Per iniziare questa spiegazione, è utile partire dalla condizione in cui l’attore si trovava, prima di porre fine alla sua vita: Robin Williams soffriva di depressione. Cos’è dunque la depressione? Che differenza c’è tra depressione e tristezza?

I due psicologi T. Rashid e I. Heider hanno analizzato alcune delle cause della depressione, scoprendo che può insorgere in seguito a un gran numero di eventi comuni nella vita. Nei casi più gravi, traumi subiti in infanzia o gravi abusi possono generare una depressione, ma spesso sono eventi molto più comuni a dare il via alla sua manifestazione, tra cui difficoltà relazionali, perdita del lavoro, o anche semplicemente gelosie. Anche alcuni farmaci o sostanze stupefacenti tra cui l’alcol possono favorirne la comparsa, e questo perché modificano i livelli di neurotrasmettitori nel cervello. Tra questi uno in particolare, la serotonina, è presente in quantità minore quando si è depressi.

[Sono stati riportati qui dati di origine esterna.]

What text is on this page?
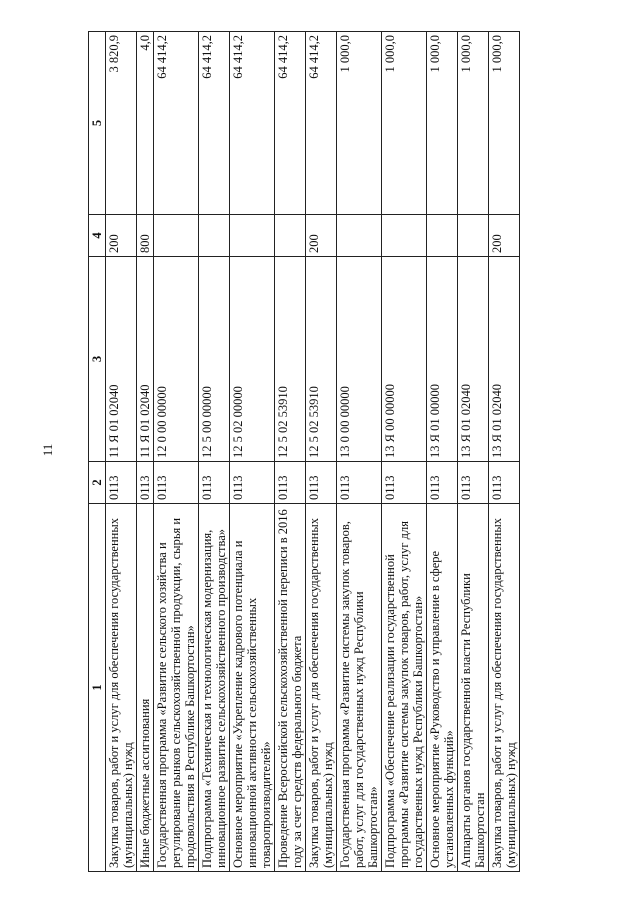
11
1	2	3	4	5
Закупка товаров, работ и услуг для обеспечения государственных (муниципальных) нужд	0113	11 Я 01 02040	200	3 820,9
Иные бюджетные ассигнования	0113	11 Я 01 02040	800	4,0
Государственная программа «Развитие сельского хозяйства и регулирование рынков сельскохозяйственной продукции, сырья и продовольствия в Республике Башкортостан»	0113	12 0 00 00000		64 414,2
Подпрограмма «Техническая и технологическая модернизация, инновационное развитие сельскохозяйственного производства»	0113	12 5 00 00000		64 414,2
Основное мероприятие «Укрепление кадрового потенциала и инновационной активности сельскохозяйственных товаропроизводителей»	0113	12 5 02 00000		64 414,2
Проведение Всероссийской сельскохозяйственной переписи в 2016 году за счет средств федерального бюджета	0113	12 5 02 53910		64 414,2
Закупка товаров, работ и услуг для обеспечения государственных (муниципальных) нужд	0113	12 5 02 53910	200	64 414,2
Государственная программа «Развитие системы закупок товаров, работ, услуг для государственных нужд Республики Башкортостан»	0113	13 0 00 00000		1 000,0
Подпрограмма «Обеспечение реализации государственной программы «Развитие системы закупок товаров, работ, услуг для государственных нужд Республики Башкортостан»	0113	13 Я 00 00000		1 000,0
Основное мероприятие «Руководство и управление в сфере установленных функций»	0113	13 Я 01 00000		1 000,0
Аппараты органов государственной власти Республики Башкортостан	0113	13 Я 01 02040		1 000,0
Закупка товаров, работ и услуг для обеспечения государственных (муниципальных) нужд	0113	13 Я 01 02040	200	1 000,0
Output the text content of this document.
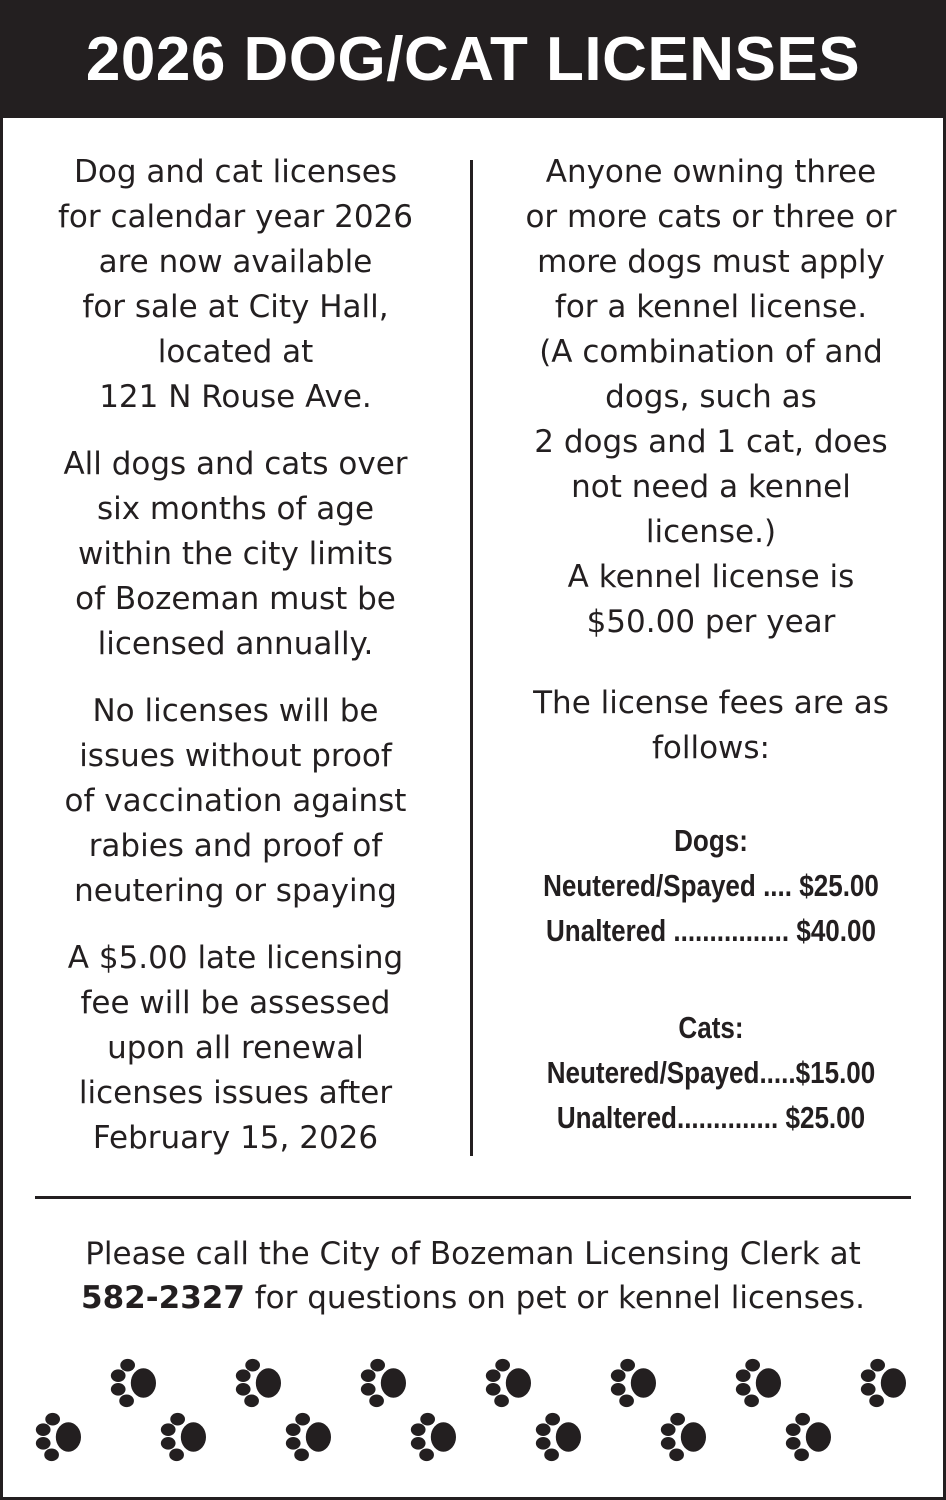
2026 DOG/CAT LICENSES

Dog and cat licenses
for calendar year 2026
are now available
for sale at City Hall,
located at
121 N Rouse Ave.

All dogs and cats over
six months of age
within the city limits
of Bozeman must be
licensed annually.

No licenses will be
issues without proof
of vaccination against
rabies and proof of
neutering or spaying

A $5.00 late licensing
fee will be assessed
upon all renewal
licenses issues after
February 15, 2026

Anyone owning three
or more cats or three or
more dogs must apply
for a kennel license.
(A combination of and
dogs, such as
2 dogs and 1 cat, does
not need a kennel
license.)
A kennel license is
$50.00 per year

The license fees are as
follows:

Dogs:
Neutered/Spayed .... $25.00
Unaltered ................ $40.00
Cats:
Neutered/Spayed ..... $15.00
Unaltered .............. $25.00
Please call the City of Bozeman Licensing Clerk at
582-2327 for questions on pet or kennel licenses.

La depressione quindi, come la tristezza, può colpire chiunque, indipendentemente dallo status sociale, economico, o dal tenore di vita. A differenza della semplice tristezza però, è definibile come patologia, e come tale ha una genesi, un decorso, e sintomi specifici.

Il DSM-IV riporta alcuni dei sintomi che si possono ritrovare in chi soffre di depressione, e la loro analisi dimostra come essa sia qualcosa di molto diverso dalla tristezza: chi è depresso dorme molto o troppo poco, perde completamente interesse in attività che fino a poco prima risultavano piacevoli, e nei casi più gravi presenta una perdita del rapporto con la realtà. Altra caratteristica di questa malattia è la presenza di pensieri di suicidio.

E’ giusto quindi, arrivati a questo punto, sfatare il mito che vede il suicida come persona debole, o codarda, o incapace di reagire alla sfide della vita: chi arriva a compiere il gesto estremo soffre quasi sempre di un disturbo psichiatrico, che è in tutto e per tutto una malattia, e il cui esito non dipende se non in piccola parte dalla forza di volontà dell’individuo, o dai suoi principi, quanto più dalle cure somministrate e dalla loro adeguatezza.

In quest’ottica è ora forse più facile comprendere la morte di questo grande protagonista del cinema: non si è trattato di debolezza, ma della presenza di una grave malattia per la quale è stato impossibile arrivare a una cura.

E’ giusto conoscere questa malattia per poterla combattere meglio: chi soffre di questo disturbo spesso non è compreso, viene considerato un “perenne triste”, viene addirittura a volte sgridato nella speranza che questo lo aiuti a “tirarsi fuori”. Quando la depressione compare invece, è bene rivolgersi velocemente a una figura competente, e chi sta intorno all’amico o familiare depresso dovrebbe fornirgli sempre tutta la comprensione e la vicinanza possibili.

Riccardo Calandra

Bibliografia

Rashid, T.; Heider, I. (2008). “Life Events and Depression” . Annals of Punjab Medical College 2 (1).

National Collaborating Centre for Mental Health (UK) (2010). Depression: The Treatment and Management of Depression in Adults (Updated Edition).